Adicionalmente, o fornecimento de dados pessoais como pré-requisito para consultar preços ou realizar compras sem que haja justificativa clara e base legal apropriada pode ser considerado abusivo. A prática fere princípios legais e éticos e representa um desrespeito à autonomia do consumidor, que deve poder avaliar as condições de compra antes de decidir compartilhar qualquer dado pessoal.
Outro aspecto que demanda atenção é a forma como as informações sobre a proteção de dados são disponibilizadas aos consumidores. A veiculação dessas informações por meio de QR Codes, que direcionam a textos extensos e de difícil compreensão, não cumpre a exigência legal de comunicação clara, ostensiva e acessível. A linguagem técnica ou excessivamente jurídica, além de inadequada para o público em geral, afasta o consumidor de seu direito à informação.
É dever do estabelecimento apresentar essas informações nos próprios espaços físicos da loja, de forma visível e compreensível. As políticas de privacidade precisam estar ao alcance do consumidor no momento da coleta de dados, e não apenas mediante redirecionamento para documentos digitais que não explicam de modo claro o que está sendo feito com as informações coletadas.
A legislação prevê, ainda, que o titular de dados pessoais pode peticionar diretamente aos responsáveis pelo tratamento ou acionar os órgãos de defesa do consumidor para garantir seus direitos. Isso demonstra que a proteção de dados não se limita à esfera administrativa da ANPD, mas também integra o campo das relações de consumo, sendo passível de fiscalização por Procons e outros entes públicos.
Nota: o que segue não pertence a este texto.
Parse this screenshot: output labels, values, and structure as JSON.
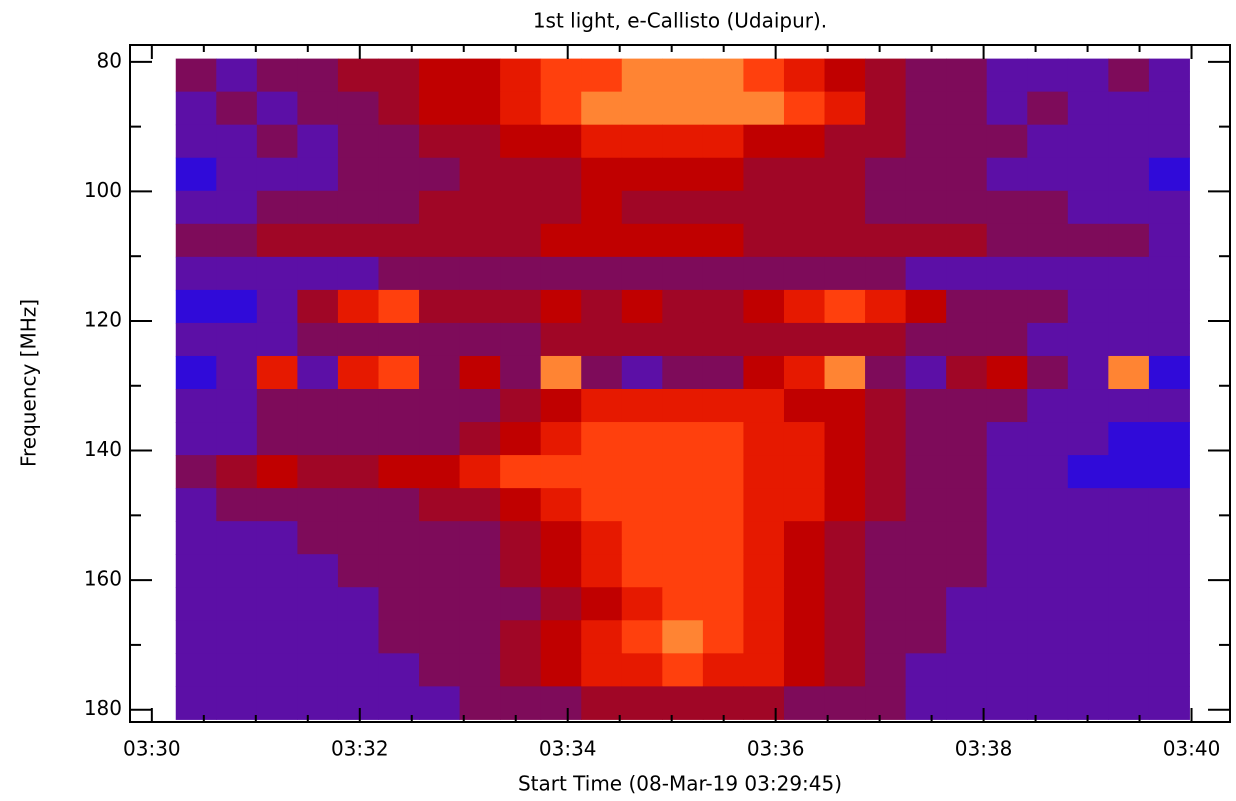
{
  "chart_data": {
    "type": "heatmap",
    "title": "1st light, e-Callisto (Udaipur).",
    "xlabel": "Start Time (08-Mar-19 03:29:45)",
    "ylabel": "Frequency [MHz]",
    "xlim": [
      29.79,
      40.37
    ],
    "ylim": [
      77.4,
      181.9
    ],
    "y_inverted": true,
    "xticks": [
      {
        "value": 30,
        "label": "03:30"
      },
      {
        "value": 32,
        "label": "03:32"
      },
      {
        "value": 34,
        "label": "03:34"
      },
      {
        "value": 36,
        "label": "03:36"
      },
      {
        "value": 38,
        "label": "03:38"
      },
      {
        "value": 40,
        "label": "03:40"
      }
    ],
    "xminorticks": [
      30.5,
      31,
      31.5,
      32.5,
      33,
      33.5,
      34.5,
      35,
      35.5,
      36.5,
      37,
      37.5,
      38.5,
      39,
      39.5
    ],
    "yticks": [
      80,
      100,
      120,
      140,
      160,
      180
    ],
    "yminorticks": [
      90,
      110,
      130,
      150,
      170
    ],
    "xbins": [
      30.23,
      30.62,
      31.01,
      31.4,
      31.79,
      32.18,
      32.57,
      32.96,
      33.35,
      33.74,
      34.13,
      34.52,
      34.91,
      35.3,
      35.69,
      36.08,
      36.47,
      36.86,
      37.25,
      37.64,
      38.03,
      38.42,
      38.81,
      39.2,
      39.59,
      39.98
    ],
    "ybins": [
      79.5,
      84.6,
      89.7,
      94.8,
      99.9,
      105,
      110.1,
      115.2,
      120.3,
      125.4,
      130.5,
      135.6,
      140.7,
      145.8,
      150.9,
      156,
      161.1,
      166.2,
      171.3,
      176.4,
      181.5
    ],
    "colorscale": {
      "domain": [
        0,
        10
      ],
      "colors": [
        "#0000ff",
        "#5010c0",
        "#8a0a40",
        "#c00000",
        "#ff2a00",
        "#ff9a40",
        "#ffff30"
      ]
    },
    "values": [
      [
        3,
        2,
        3,
        3,
        4,
        4,
        5,
        5,
        6,
        7,
        7,
        8,
        8,
        8,
        7,
        6,
        5,
        4,
        3,
        3,
        2,
        2,
        2,
        3,
        2
      ],
      [
        2,
        3,
        2,
        3,
        3,
        4,
        5,
        5,
        6,
        7,
        8,
        8,
        8,
        8,
        8,
        7,
        6,
        4,
        3,
        3,
        2,
        3,
        2,
        2,
        2
      ],
      [
        2,
        2,
        3,
        2,
        3,
        3,
        4,
        4,
        5,
        5,
        6,
        6,
        6,
        6,
        5,
        5,
        4,
        4,
        3,
        3,
        3,
        2,
        2,
        2,
        2
      ],
      [
        1,
        2,
        2,
        2,
        3,
        3,
        3,
        4,
        4,
        4,
        5,
        5,
        5,
        5,
        4,
        4,
        4,
        3,
        3,
        3,
        2,
        2,
        2,
        2,
        1
      ],
      [
        2,
        2,
        3,
        3,
        3,
        3,
        4,
        4,
        4,
        4,
        5,
        4,
        4,
        4,
        4,
        4,
        4,
        3,
        3,
        3,
        3,
        3,
        2,
        2,
        2
      ],
      [
        3,
        3,
        4,
        4,
        4,
        4,
        4,
        4,
        4,
        5,
        5,
        5,
        5,
        5,
        4,
        4,
        4,
        4,
        4,
        4,
        3,
        3,
        3,
        3,
        2
      ],
      [
        2,
        2,
        2,
        2,
        2,
        3,
        3,
        3,
        3,
        3,
        3,
        3,
        3,
        3,
        3,
        3,
        3,
        3,
        2,
        2,
        2,
        2,
        2,
        2,
        2
      ],
      [
        1,
        1,
        2,
        4,
        6,
        7,
        4,
        4,
        4,
        5,
        4,
        5,
        4,
        4,
        5,
        6,
        7,
        6,
        5,
        3,
        3,
        3,
        2,
        2,
        2
      ],
      [
        2,
        2,
        2,
        3,
        3,
        3,
        3,
        3,
        3,
        4,
        4,
        4,
        4,
        4,
        4,
        4,
        4,
        4,
        3,
        3,
        3,
        2,
        2,
        2,
        2
      ],
      [
        1,
        2,
        6,
        2,
        6,
        7,
        3,
        5,
        3,
        8,
        3,
        2,
        3,
        3,
        5,
        6,
        8,
        3,
        2,
        4,
        5,
        3,
        2,
        8,
        1
      ],
      [
        2,
        2,
        3,
        3,
        3,
        3,
        3,
        3,
        4,
        5,
        6,
        6,
        6,
        6,
        6,
        5,
        5,
        4,
        3,
        3,
        3,
        2,
        2,
        2,
        2
      ],
      [
        2,
        2,
        3,
        3,
        3,
        3,
        3,
        4,
        5,
        6,
        7,
        7,
        7,
        7,
        6,
        6,
        5,
        4,
        3,
        3,
        2,
        2,
        2,
        1,
        1
      ],
      [
        3,
        4,
        5,
        4,
        4,
        5,
        5,
        6,
        7,
        7,
        7,
        7,
        7,
        7,
        6,
        6,
        5,
        4,
        3,
        3,
        2,
        2,
        1,
        1,
        1
      ],
      [
        2,
        3,
        3,
        3,
        3,
        3,
        4,
        4,
        5,
        6,
        7,
        7,
        7,
        7,
        6,
        6,
        5,
        4,
        3,
        3,
        2,
        2,
        2,
        2,
        2
      ],
      [
        2,
        2,
        2,
        3,
        3,
        3,
        3,
        3,
        4,
        5,
        6,
        7,
        7,
        7,
        6,
        5,
        4,
        3,
        3,
        3,
        2,
        2,
        2,
        2,
        2
      ],
      [
        2,
        2,
        2,
        2,
        3,
        3,
        3,
        3,
        4,
        5,
        6,
        7,
        7,
        7,
        6,
        5,
        4,
        3,
        3,
        3,
        2,
        2,
        2,
        2,
        2
      ],
      [
        2,
        2,
        2,
        2,
        2,
        3,
        3,
        3,
        3,
        4,
        5,
        6,
        7,
        7,
        6,
        5,
        4,
        3,
        3,
        2,
        2,
        2,
        2,
        2,
        2
      ],
      [
        2,
        2,
        2,
        2,
        2,
        3,
        3,
        3,
        4,
        5,
        6,
        7,
        8,
        7,
        6,
        5,
        4,
        3,
        3,
        2,
        2,
        2,
        2,
        2,
        2
      ],
      [
        2,
        2,
        2,
        2,
        2,
        2,
        3,
        3,
        4,
        5,
        6,
        6,
        7,
        6,
        6,
        5,
        4,
        3,
        2,
        2,
        2,
        2,
        2,
        2,
        2
      ],
      [
        2,
        2,
        2,
        2,
        2,
        2,
        2,
        3,
        3,
        3,
        4,
        4,
        4,
        4,
        4,
        3,
        3,
        3,
        2,
        2,
        2,
        2,
        2,
        2,
        2
      ]
    ]
  }
}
É nesse sentido que iniciativas locais, como normas emitidas por secretarias municipais, ganham relevância. A recente resolução conjunta publicada por dois órgãos da administração municipal de uma capital brasileira traz orientações específicas voltadas às farmácias, promovendo diretrizes claras sobre como o tratamento de dados deve ser realizado com respeito aos princípios legais. A norma estabelece, entre outras medidas, que não se pode condicionar o fornecimento de dados pessoais à consulta de preços, que a informação sobre o tratamento de dados deve ser prestada de forma acessível, e que a concessão de descontos precisa ser efetiva e transparente.
Importa destacar que essas exigências não impedem a coleta legítima de dados para programas de fidelidade, cadastro em clubes de benefícios ou aquisição de medicamentos controlados. O que se busca é assegurar que o consumidor tenha acesso à informação sobre as condições de uso dos dados antes de fornecê-los, podendo optar por aderir ou não a determinada proposta de forma consciente.
O prazo de adequação previsto na norma demonstra que a intenção não é punir o setor, mas sim promover uma transição orientada para o cumprimento da legislação. A medida confere tempo hábil às farmácias para reverem suas práticas, treinarem suas equipes e ajustarem sistemas, de modo a garantir uma experiência de compra que respeite os direitos do consumidor e do titular de dados pessoais.
Portanto, ao assumir uma posição ativa na regulamentação local do tratamento de dados pessoais, o poder público reforça a importância da ética e da responsabilidade nas relações de consumo. A proteção dos dados é, antes de tudo, uma proteção à dignidade do cidadão, e deve ser encarada com seriedade por todos os agentes envolvidos no comércio varejista, especialmente na área da saúde. Trata-se de um caminho necessário para assegurar transparência, segurança e confiança nas relações entre empresas e consumidores.